В дверях стояла девушка с распахнутой шубкой. Её свисающее мешком по западной моде платье всё равно подчёркивало широкие бёдра и маленькую грудь; кругленькое личико с подстриженными у виска тёмными волосами сияло. Она не спеша оглядела помещение и подошла к стойке, что-то тихо сказала бармену. Лабби не мог отвести от неё взгляда. «Аристократка? Неужто настоящая аристократка? – думал он. – Такая походка, такой вид! Она божественна; таких я только на журналах мод видел!» Они встретились взглядами, и в этот момент пьяница крикнул:

– Чего застыл? Играй!

Он поднял отяжелевшие, слегка дрожащие руки, и стал играть, поглядывая на девушку. Она же перешёптывалась с барменом и мельком бросала на пианиста взгляд. «Что она говорит? Что просит? Коктейль? Ох, у неё очень хороший вкус!» – думал Лабби и покраснел: на него также смотрел брат, слегка по привычке приподняв бровь.

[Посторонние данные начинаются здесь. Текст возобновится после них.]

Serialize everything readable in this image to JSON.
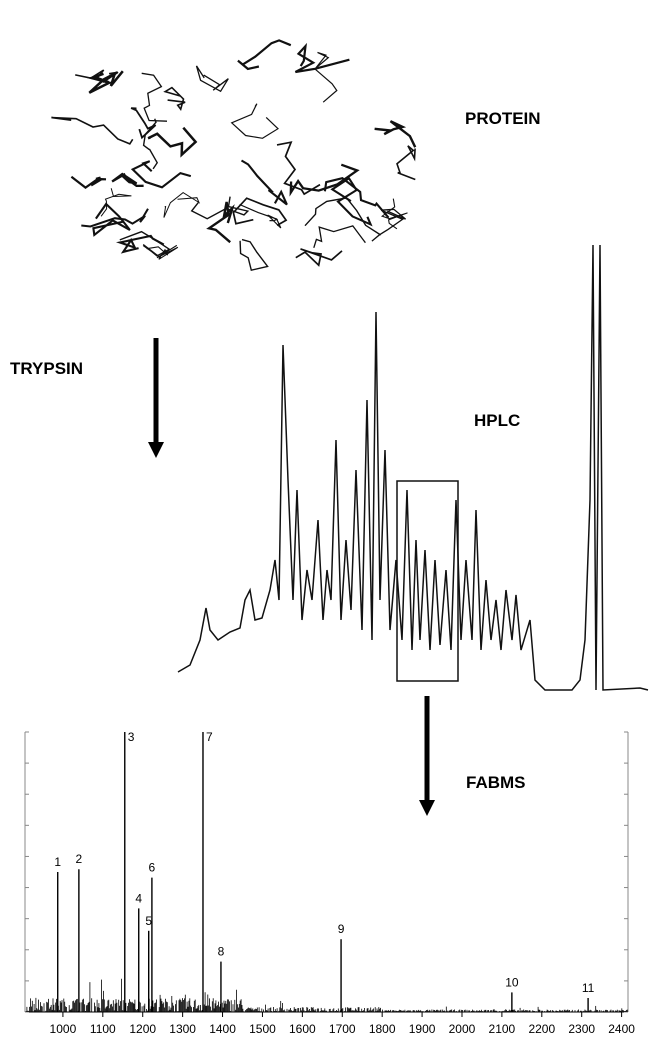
{
  "labels": {
    "protein": "PROTEIN",
    "trypsin": "TRYPSIN",
    "hplc": "HPLC",
    "fabms": "FABMS"
  },
  "spectrum": {
    "xlim": [
      905,
      2416
    ],
    "ylim": [
      0,
      100
    ],
    "xticks": [
      1000,
      1100,
      1200,
      1300,
      1400,
      1500,
      1600,
      1700,
      1800,
      1900,
      2000,
      2100,
      2200,
      2300,
      2400
    ],
    "peaks": [
      {
        "label": "1",
        "mz": 987,
        "intensity": 50
      },
      {
        "label": "2",
        "mz": 1040,
        "intensity": 51
      },
      {
        "label": "3",
        "mz": 1155,
        "intensity": 100
      },
      {
        "label": "4",
        "mz": 1190,
        "intensity": 37
      },
      {
        "label": "5",
        "mz": 1215,
        "intensity": 29
      },
      {
        "label": "6",
        "mz": 1223,
        "intensity": 48
      },
      {
        "label": "7",
        "mz": 1351,
        "intensity": 100
      },
      {
        "label": "8",
        "mz": 1396,
        "intensity": 18
      },
      {
        "label": "9",
        "mz": 1697,
        "intensity": 26
      },
      {
        "label": "10",
        "mz": 2125,
        "intensity": 7
      },
      {
        "label": "11",
        "mz": 2316,
        "intensity": 5
      }
    ]
  }
}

Девушка же сидела вполоборота и пила коктейль. Полчаса тянулись для юного сердца мучительно долго, а когда часы пробили шесть, он быстро поднялся и поклонился. Клиенты зааплодировали. Он спустился и подошёл к бармену, стараясь не смотреть на неё.

– Светлого, пожалуйста.

Тот кивнул. Лабби сел рядом с ней и огляделся вокруг. На сцену поднялся скрипач, и все взгляды устремились на него. Некоторые же, сидевшие вдоль стены, были увлечены своими разговорами…

– Вы божественно играли.

Лабби вздрогнул и посмотрел на девушку. Она улыбалась, покусывая губу. Он почувствовал сухость в горле.